1.4. Memory Model#

Almost all LAPACK and rocSOLVER routines require workspace memory in order to compute their results. In contrast to LAPACK, however, pointers to the workspace are not explicitly passed to rocSOLVER functions as arguments; instead, they are managed behind-the-scenes using a configurable device memory model.

rocSOLVER makes use of and is integrated with the rocBLAS memory model. Workspace memory, and the scheme used to manage it, is tracked on a per-rocblas_handle basis. The same functionality that is used to manipulate rocBLAS’s workspace memory will also affect rocSOLVER’s workspace memory.

There are four schemes for device memory management:

  • Automatic (managed by rocSOLVER/rocBLAS): The default scheme. Device memory persists between function calls and will be automatically reallocated if more memory is required by a function.

  • User-managed (preallocated): The desired workspace size is specified by the user as an environment variable before handle creation, and cannot be altered after the handle is created.

  • User-managed (manual): The desired workspace size can be manipulated using rocBLAS helper functions.

  • User-owned: The user manually allocates device memory and calls a rocBLAS helper function to use it as the workspace.

1.4.1. Automatic workspace#

By default, rocSOLVER will automatically allocate device memory to be used as internal workspace using the rocBLAS memory model, and will increase the amount of allocated memory as needed by rocSOLVER functions. If this scheme is in use, the function rocblas_is_managing_device_memory will return true. In order to re-enable this scheme if it is not in use, a nullptr or zero size can be passed to the helper functions rocblas_set_device_memory_size or rocblas_set_workspace. For more details on these rocBLAS APIs, see Device Memory Allocation Functions in rocBLAS.

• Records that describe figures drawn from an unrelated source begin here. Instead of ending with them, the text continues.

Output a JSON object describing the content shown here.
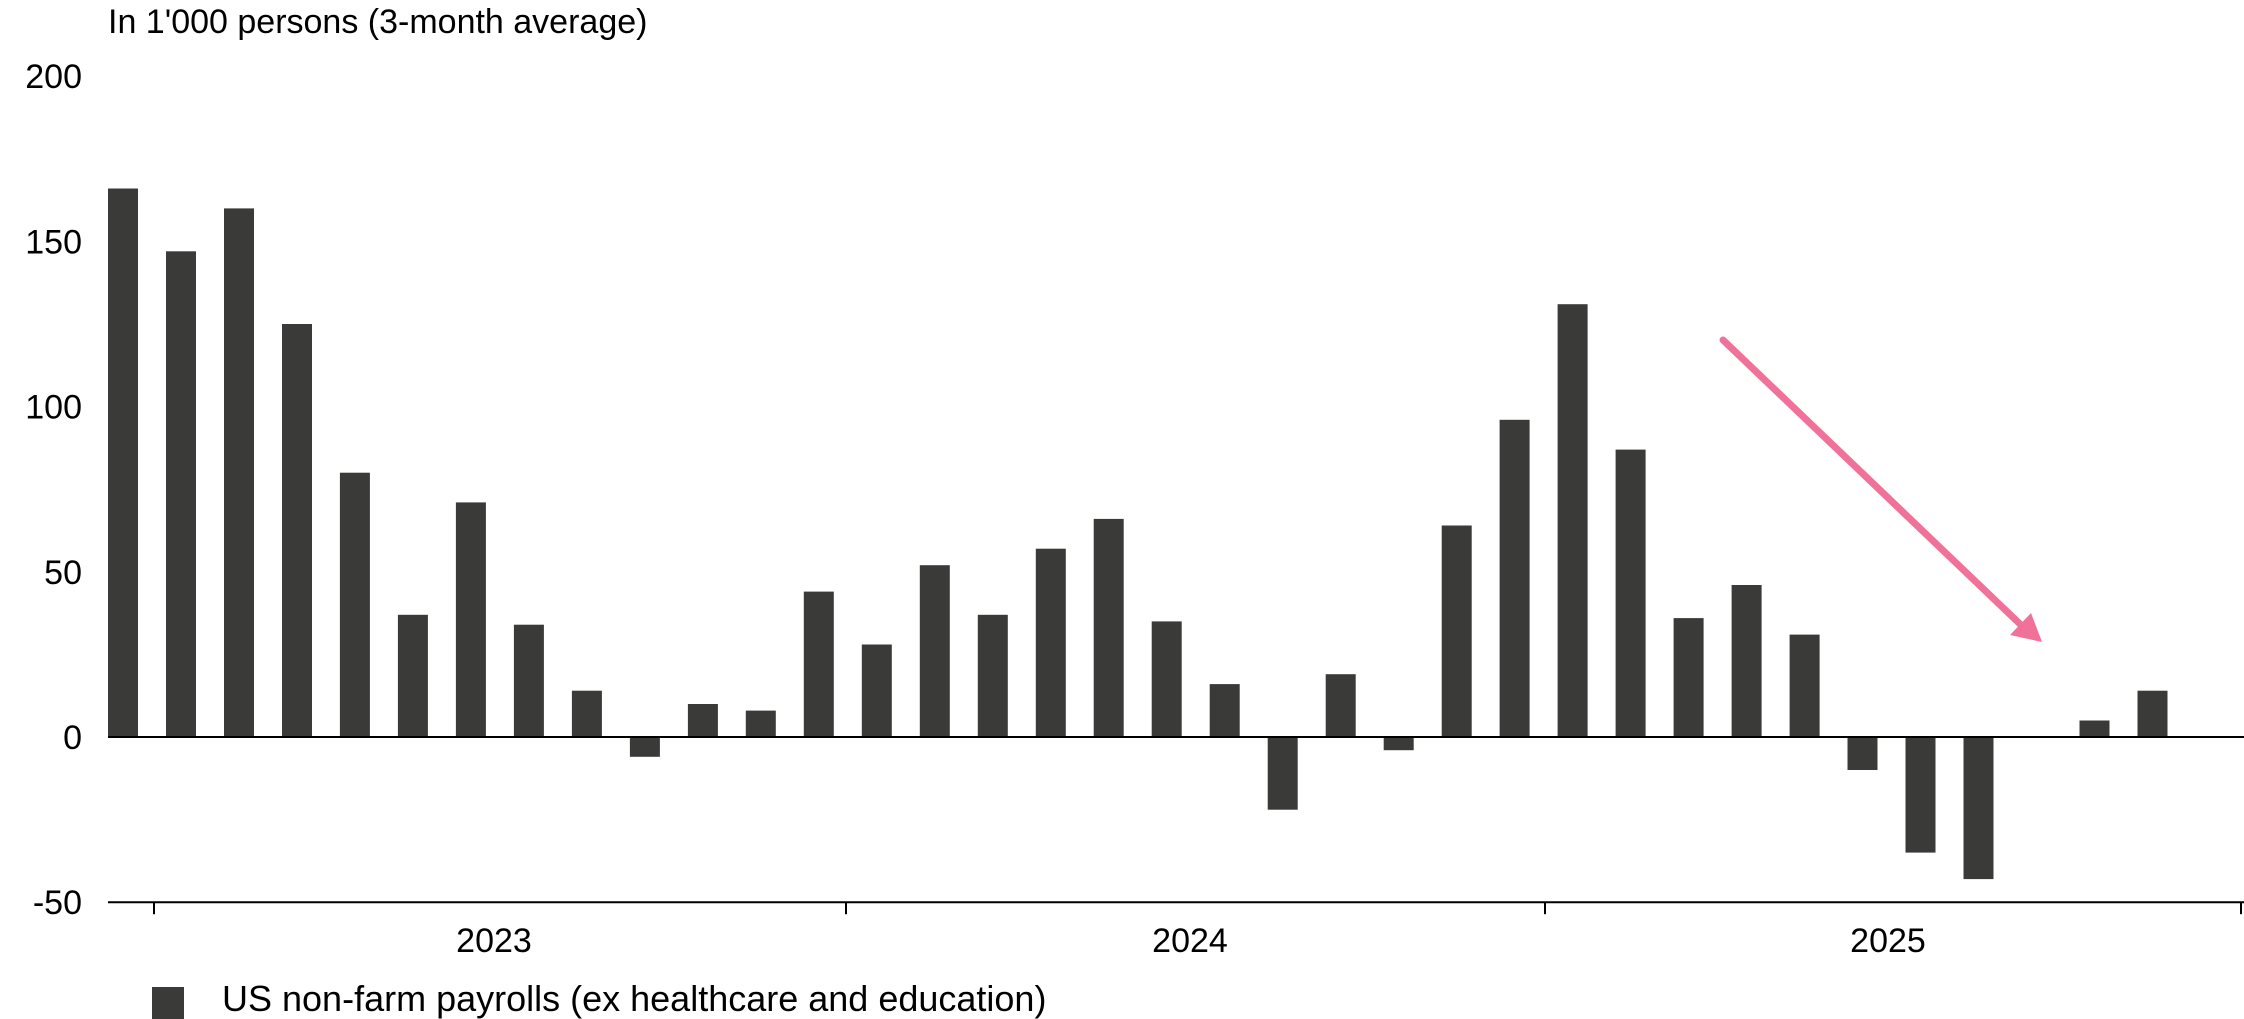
{
  "chart_data": {
    "type": "bar",
    "unit_label": "In 1'000 persons (3-month average)",
    "ylim": [
      -50,
      200
    ],
    "y_ticks": [
      200,
      150,
      100,
      50,
      0,
      -50
    ],
    "x_tick_labels": [
      "2023",
      "2024",
      "2025"
    ],
    "grid": false,
    "legend_position": "bottom-left",
    "series": [
      {
        "name": "US non-farm payrolls (ex healthcare and education)",
        "color": "#3a3b39",
        "values": [
          166,
          147,
          160,
          125,
          80,
          37,
          71,
          34,
          14,
          -6,
          10,
          8,
          44,
          28,
          52,
          37,
          57,
          66,
          35,
          16,
          -22,
          19,
          -4,
          64,
          96,
          131,
          87,
          36,
          46,
          31,
          -10,
          -35,
          -43,
          0,
          5,
          14
        ]
      }
    ],
    "annotation": {
      "type": "arrow",
      "color": "#f0729a",
      "meaning": "downward trend"
    }
  }
}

This scheme has the disadvantage that automatic reallocation is synchronizing, and the user cannot control when this synchronization happens.

1.4.2. User-managed workspace#

Alternatively, the user can manually specify an amount of memory to be allocated by rocSOLVER/rocBLAS. This allows the user to control when and if memory is reallocated and synchronization occurs. However, function calls will fail if there is not enough allocated memory.

1.4.2.1. Minimum required size#

In order to choose an appropriate amount of memory to allocate, rocSOLVER can be queried to determine the minimum amount of memory required for functions to complete. The query can be started by calling rocblas_start_device_memory_size_query, followed by calls to the desired functions with appropriate problem sizes (a null pointer can be passed to the device pointer arguments). A final call to rocblas_stop_device_memory_size_query will return the minimum required size.

For example, the following code snippet will return the memory size required to solve a 1024*1024 linear system with 1 right-hand side (involving calls to getrf and getrs):

size_t memory_size;
rocblas_start_device_memory_size_query(handle);
rocsolver_dgetrf(handle, 1024, 1024, nullptr, lda, nullptr, nullptr);
rocsolver_dgetrs(handle, rocblas_operation_none, 1024, 1, nullptr, lda, nullptr, nullptr, ldb);
rocblas_stop_device_memory_size_query(handle, &memory_size);

For more details on the rocBLAS APIs, see Device Memory Allocation Functions in rocBLAS.

1.4.2.2. Using an environment variable#

The desired workspace size can be provided before creation of the rocblas_handle by setting the value of environment variable ROCBLAS_DEVICE_MEMORY_SIZE. If this variable is unset or the value is == 0, then it will be ignored. Note that a workspace size set in this way cannot be changed once the handle has been created.

1.4.2.3. Using helper functions#

Another way to set the desired workspace size is by using the helper function rocblas_set_device_memory_size. This function is called after handle creation and can be called multiple times; however, it is recommended to first synchronize the handle stream if a rocSOLVER or rocBLAS routine has already been called. For example:

hipStream_t stream;
rocblas_get_stream(handle, &stream);
hipStreamSynchronize(stream);

rocblas_set_device_memory_size(handle, memory_size);

For more details on the rocBLAS APIs, see Device Memory Allocation Functions in rocBLAS.

1.4.3. User-owned workspace#

Finally, the user may opt to manage the workspace memory manually using HIP. By calling the function rocblas_set_workspace, the user may pass a pointer to device memory to rocBLAS that will be used as the workspace for rocSOLVER. For example:

void* device_memory;
hipMalloc(&device_memory, memory_size);
rocblas_set_workspace(handle, device_memory, memory_size);

// perform computations here

rocblas_set_workspace(handle, nullptr, 0);
hipFree(device_memory);

For more details on the rocBLAS APIs, see Device Memory Allocation Functions in rocBLAS.